Plusieurs membres du cabinet de conseil américain ont par ailleurs participé, tout aussi gracieusement, au lancement d'En Marche et au début de sa campagne. Justement, dans son rapport, le Sénat estimait que ces missions gratuites peuvent « être "récupérées" pour les besoins de la stratégie commerciale des cabinets de conseil ».

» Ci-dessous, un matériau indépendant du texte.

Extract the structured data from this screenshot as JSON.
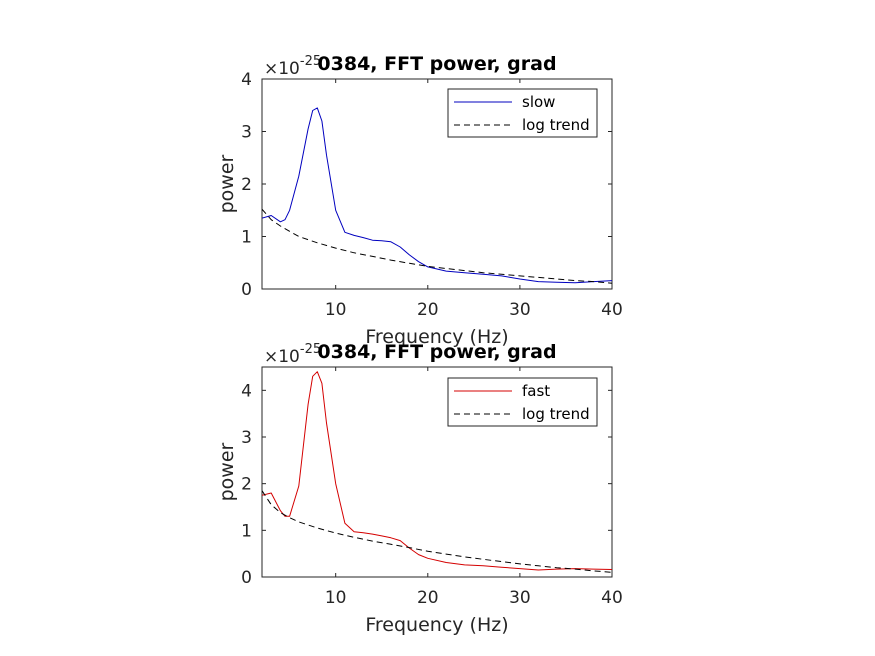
{
  "chart_data": [
    {
      "type": "line",
      "title": "0384, FFT power, grad",
      "exponent_label": "×10",
      "exponent_power": "-25",
      "xlabel": "Frequency (Hz)",
      "ylabel": "power",
      "xlim": [
        2,
        40
      ],
      "ylim": [
        0,
        4
      ],
      "xticks": [
        10,
        20,
        30,
        40
      ],
      "yticks": [
        0,
        1,
        2,
        3,
        4
      ],
      "xtick_labels": [
        "10",
        "20",
        "30",
        "40"
      ],
      "ytick_labels": [
        "0",
        "1",
        "2",
        "3",
        "4"
      ],
      "grid": false,
      "legend": "top-right",
      "series": [
        {
          "name": "slow",
          "color": "#0000bf",
          "style": "solid",
          "points": [
            [
              2,
              1.35
            ],
            [
              3,
              1.4
            ],
            [
              4,
              1.28
            ],
            [
              4.5,
              1.32
            ],
            [
              5,
              1.5
            ],
            [
              6,
              2.15
            ],
            [
              7,
              3.05
            ],
            [
              7.5,
              3.4
            ],
            [
              8,
              3.45
            ],
            [
              8.5,
              3.2
            ],
            [
              9,
              2.55
            ],
            [
              10,
              1.5
            ],
            [
              11,
              1.08
            ],
            [
              12,
              1.02
            ],
            [
              13,
              0.98
            ],
            [
              14,
              0.93
            ],
            [
              15,
              0.92
            ],
            [
              16,
              0.9
            ],
            [
              17,
              0.8
            ],
            [
              18,
              0.65
            ],
            [
              19,
              0.52
            ],
            [
              20,
              0.42
            ],
            [
              22,
              0.34
            ],
            [
              24,
              0.31
            ],
            [
              26,
              0.28
            ],
            [
              28,
              0.25
            ],
            [
              30,
              0.19
            ],
            [
              32,
              0.14
            ],
            [
              34,
              0.13
            ],
            [
              36,
              0.12
            ],
            [
              38,
              0.14
            ],
            [
              40,
              0.16
            ]
          ]
        },
        {
          "name": "log trend",
          "color": "#000000",
          "style": "dashed",
          "points": [
            [
              2,
              1.52
            ],
            [
              3,
              1.32
            ],
            [
              4,
              1.2
            ],
            [
              5,
              1.1
            ],
            [
              6,
              1.0
            ],
            [
              8,
              0.88
            ],
            [
              10,
              0.78
            ],
            [
              12,
              0.69
            ],
            [
              14,
              0.62
            ],
            [
              16,
              0.55
            ],
            [
              18,
              0.49
            ],
            [
              20,
              0.43
            ],
            [
              22,
              0.39
            ],
            [
              24,
              0.35
            ],
            [
              26,
              0.31
            ],
            [
              28,
              0.28
            ],
            [
              30,
              0.25
            ],
            [
              32,
              0.22
            ],
            [
              34,
              0.19
            ],
            [
              36,
              0.16
            ],
            [
              38,
              0.14
            ],
            [
              40,
              0.11
            ]
          ]
        }
      ]
    },
    {
      "type": "line",
      "title": "0384, FFT power, grad",
      "exponent_label": "×10",
      "exponent_power": "-25",
      "xlabel": "Frequency (Hz)",
      "ylabel": "power",
      "xlim": [
        2,
        40
      ],
      "ylim": [
        0,
        4.5
      ],
      "xticks": [
        10,
        20,
        30,
        40
      ],
      "yticks": [
        0,
        1,
        2,
        3,
        4
      ],
      "xtick_labels": [
        "10",
        "20",
        "30",
        "40"
      ],
      "ytick_labels": [
        "0",
        "1",
        "2",
        "3",
        "4"
      ],
      "grid": false,
      "legend": "top-right",
      "series": [
        {
          "name": "fast",
          "color": "#d40000",
          "style": "solid",
          "points": [
            [
              2,
              1.75
            ],
            [
              3,
              1.8
            ],
            [
              4,
              1.42
            ],
            [
              4.5,
              1.3
            ],
            [
              5,
              1.3
            ],
            [
              6,
              1.95
            ],
            [
              7,
              3.7
            ],
            [
              7.5,
              4.3
            ],
            [
              8,
              4.4
            ],
            [
              8.5,
              4.15
            ],
            [
              9,
              3.3
            ],
            [
              10,
              2.0
            ],
            [
              11,
              1.15
            ],
            [
              12,
              0.97
            ],
            [
              13,
              0.95
            ],
            [
              14,
              0.92
            ],
            [
              15,
              0.88
            ],
            [
              16,
              0.84
            ],
            [
              17,
              0.78
            ],
            [
              18,
              0.62
            ],
            [
              19,
              0.48
            ],
            [
              20,
              0.4
            ],
            [
              22,
              0.31
            ],
            [
              24,
              0.26
            ],
            [
              26,
              0.24
            ],
            [
              28,
              0.21
            ],
            [
              30,
              0.18
            ],
            [
              32,
              0.15
            ],
            [
              34,
              0.17
            ],
            [
              36,
              0.18
            ],
            [
              38,
              0.17
            ],
            [
              40,
              0.16
            ]
          ]
        },
        {
          "name": "log trend",
          "color": "#000000",
          "style": "dashed",
          "points": [
            [
              2,
              1.85
            ],
            [
              3,
              1.55
            ],
            [
              4,
              1.38
            ],
            [
              5,
              1.27
            ],
            [
              6,
              1.18
            ],
            [
              8,
              1.05
            ],
            [
              10,
              0.94
            ],
            [
              12,
              0.85
            ],
            [
              14,
              0.77
            ],
            [
              16,
              0.7
            ],
            [
              18,
              0.63
            ],
            [
              20,
              0.55
            ],
            [
              22,
              0.49
            ],
            [
              24,
              0.43
            ],
            [
              26,
              0.38
            ],
            [
              28,
              0.33
            ],
            [
              30,
              0.28
            ],
            [
              32,
              0.24
            ],
            [
              34,
              0.2
            ],
            [
              36,
              0.17
            ],
            [
              38,
              0.13
            ],
            [
              40,
              0.1
            ]
          ]
        }
      ]
    }
  ]
}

Pour Emmanuel Macron, cette polémique est d'autant plus dangereuse que Marine Le Pen, la candidate d'extrême droite monte de jour en jour dans les sondages. Plus inquiétant encore, les remontées du terrain au ministère de l'Intérieur sont particulièrement pessimistes sur l'état de l'opinion à l'égard du président sortant. En déplacement à Fouras, en Charente-Maritime, le chef de l'État a pourtant tenté de faire bonne figure, confiant aux journalistes : « On va continuer de se battre jusqu'à la dernière seconde ». Et d'ajouter : « Je n'ai jamais banalisé le Front national (...) il y a un tandem d'extrême droite, que je combats ». Une manière de sonner le tocsin auprès des électeurs abstentionnistes. Car dans le cas d'un second tour Emmanuel Macron / Marine Le Pen, le principal ennemi du président sortant sera l'abstention des électeurs... de la gauche.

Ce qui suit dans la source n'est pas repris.